HBO’s The Young Pope is no exception. The small-screen character Pius XIII, an amalgamation of scheming Pope John XII and other corrupt Popes, can be sympathetic to the audience at times and even earns a grudging respect from some of the older clergy. But the real-life “Young Pope” was a high-school aged Prince of Rome with a penchant for sexual affairs, political under-handedness and rule-breaking…even dying in bed with a married woman.

Pope John XII was “possibly the worst Pope who ever lived,” offers Ken Pennington, a professor at Catholic University of America, in a recent interview with TIME magazine.

His rule began in the 10th Century – with a broken law. When Pope-to-be’s father Duke Alberic II asked the clergy to install his bastard son in their highest seat, the sitting Pope was alive and kicking. But the church granted the Duke’s out-of-order request.

In 962 AD, the young Pope John XII crowned King Otto I the Holy Emperor of Rome, in exchange for a military alliance with Germany. But months later, the Pope stabbed Otto in the back by aligning with a rival ruler.

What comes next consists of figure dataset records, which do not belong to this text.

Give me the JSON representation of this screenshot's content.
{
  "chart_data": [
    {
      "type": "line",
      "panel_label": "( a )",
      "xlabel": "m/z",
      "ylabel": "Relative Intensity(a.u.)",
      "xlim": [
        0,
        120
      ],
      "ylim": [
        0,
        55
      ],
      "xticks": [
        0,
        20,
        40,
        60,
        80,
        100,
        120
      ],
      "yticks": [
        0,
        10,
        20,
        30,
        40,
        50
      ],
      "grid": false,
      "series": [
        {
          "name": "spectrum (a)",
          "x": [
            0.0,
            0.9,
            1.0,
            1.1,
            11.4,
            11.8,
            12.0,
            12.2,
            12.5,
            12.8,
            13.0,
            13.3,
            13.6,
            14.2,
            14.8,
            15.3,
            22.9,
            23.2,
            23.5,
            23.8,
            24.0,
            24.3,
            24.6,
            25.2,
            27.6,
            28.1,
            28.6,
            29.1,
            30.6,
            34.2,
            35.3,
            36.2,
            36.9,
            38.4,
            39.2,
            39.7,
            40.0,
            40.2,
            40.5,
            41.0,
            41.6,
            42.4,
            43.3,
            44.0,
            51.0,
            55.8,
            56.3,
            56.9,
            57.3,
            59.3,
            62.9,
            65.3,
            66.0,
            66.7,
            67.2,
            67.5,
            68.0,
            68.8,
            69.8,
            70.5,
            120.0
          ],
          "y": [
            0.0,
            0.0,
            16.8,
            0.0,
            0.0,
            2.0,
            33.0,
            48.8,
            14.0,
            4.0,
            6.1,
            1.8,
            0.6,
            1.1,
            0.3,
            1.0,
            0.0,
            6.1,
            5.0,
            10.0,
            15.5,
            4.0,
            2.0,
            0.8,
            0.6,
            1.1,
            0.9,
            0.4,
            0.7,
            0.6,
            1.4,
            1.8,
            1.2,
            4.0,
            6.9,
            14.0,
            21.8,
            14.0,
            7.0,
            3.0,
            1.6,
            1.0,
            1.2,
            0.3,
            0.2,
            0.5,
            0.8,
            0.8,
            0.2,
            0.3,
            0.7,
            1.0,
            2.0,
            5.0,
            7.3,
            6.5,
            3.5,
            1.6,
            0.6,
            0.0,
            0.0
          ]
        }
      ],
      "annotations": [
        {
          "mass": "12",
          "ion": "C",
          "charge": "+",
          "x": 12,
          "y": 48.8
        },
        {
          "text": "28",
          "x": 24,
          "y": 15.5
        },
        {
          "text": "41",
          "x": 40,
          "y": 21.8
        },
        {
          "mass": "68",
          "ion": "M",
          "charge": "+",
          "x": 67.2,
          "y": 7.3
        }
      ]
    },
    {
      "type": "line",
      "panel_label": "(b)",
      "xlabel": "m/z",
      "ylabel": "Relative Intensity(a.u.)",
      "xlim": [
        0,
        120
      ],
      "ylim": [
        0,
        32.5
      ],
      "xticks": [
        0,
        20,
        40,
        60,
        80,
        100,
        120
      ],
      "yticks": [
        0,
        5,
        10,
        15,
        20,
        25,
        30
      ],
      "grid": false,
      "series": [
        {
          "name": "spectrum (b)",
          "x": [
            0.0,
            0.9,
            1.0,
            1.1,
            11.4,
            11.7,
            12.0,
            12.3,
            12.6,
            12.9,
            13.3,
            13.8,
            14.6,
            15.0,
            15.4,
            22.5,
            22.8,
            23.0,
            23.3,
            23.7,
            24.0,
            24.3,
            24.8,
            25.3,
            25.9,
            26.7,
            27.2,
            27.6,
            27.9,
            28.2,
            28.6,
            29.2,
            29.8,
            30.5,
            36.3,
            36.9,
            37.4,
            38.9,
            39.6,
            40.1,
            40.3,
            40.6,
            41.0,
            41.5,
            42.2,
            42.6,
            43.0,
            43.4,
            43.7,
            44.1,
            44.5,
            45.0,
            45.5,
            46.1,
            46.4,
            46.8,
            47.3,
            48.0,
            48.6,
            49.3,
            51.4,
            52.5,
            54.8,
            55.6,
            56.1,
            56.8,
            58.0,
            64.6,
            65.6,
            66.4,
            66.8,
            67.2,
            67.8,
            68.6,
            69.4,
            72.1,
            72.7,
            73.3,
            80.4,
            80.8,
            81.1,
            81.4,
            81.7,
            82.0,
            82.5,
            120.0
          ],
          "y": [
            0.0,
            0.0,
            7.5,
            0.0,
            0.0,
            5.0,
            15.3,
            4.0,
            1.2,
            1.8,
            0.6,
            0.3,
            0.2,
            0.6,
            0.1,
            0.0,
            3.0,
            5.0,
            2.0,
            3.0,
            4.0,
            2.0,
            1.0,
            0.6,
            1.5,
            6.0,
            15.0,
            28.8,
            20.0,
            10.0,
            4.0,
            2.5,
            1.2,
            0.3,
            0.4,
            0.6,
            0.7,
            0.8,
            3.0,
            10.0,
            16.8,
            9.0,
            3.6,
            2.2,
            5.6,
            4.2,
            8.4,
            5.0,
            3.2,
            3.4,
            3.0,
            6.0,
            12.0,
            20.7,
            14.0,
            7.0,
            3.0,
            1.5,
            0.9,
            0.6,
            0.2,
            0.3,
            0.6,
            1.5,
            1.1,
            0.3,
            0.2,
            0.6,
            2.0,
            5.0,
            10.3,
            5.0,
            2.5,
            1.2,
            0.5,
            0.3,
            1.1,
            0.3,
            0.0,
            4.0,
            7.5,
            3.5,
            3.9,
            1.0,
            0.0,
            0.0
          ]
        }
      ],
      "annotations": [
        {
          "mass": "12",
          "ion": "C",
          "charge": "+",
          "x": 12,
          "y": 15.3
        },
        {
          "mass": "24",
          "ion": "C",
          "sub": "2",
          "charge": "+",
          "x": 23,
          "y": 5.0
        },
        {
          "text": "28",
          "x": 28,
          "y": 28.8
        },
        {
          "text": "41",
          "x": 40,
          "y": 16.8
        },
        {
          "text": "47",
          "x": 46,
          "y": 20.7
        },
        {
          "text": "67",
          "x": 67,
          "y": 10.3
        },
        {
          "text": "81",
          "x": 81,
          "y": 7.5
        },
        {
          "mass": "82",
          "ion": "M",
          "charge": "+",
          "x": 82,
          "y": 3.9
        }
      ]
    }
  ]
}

The King would later try to unseat his disloyal new acquaintance, nearly succeeding.

As bothersome as his war-time scandals, the green-horned but lustful Pope John XII nearly turned the Pope’s palace into a cat house. “He was a randy Pope,” says Pennington in the TIME report. “He had many women in the Lateran.”

But just like a Trump or a Clinton, Pope John XII was hated by enemies but defended by many, with some historians still claiming that the boy wasn’t all that bad. ““His genuine interest in church reform has often been overlooked,” claims Kevin Madigan, a Professor of Ecclesiastical History at Harvard.

Fans and critics cannot figure out if The Young Pope is meant to be a comedy, a drama, or an experimental riff on Catholic history. But the show captures the volatile nature of Rome as very different men replace one another in its most powerful seat. As doomed Archbishop Gilday put it in The Godfather Part III, “You would do well to remember…that this Pope has very different ideas than the last one.”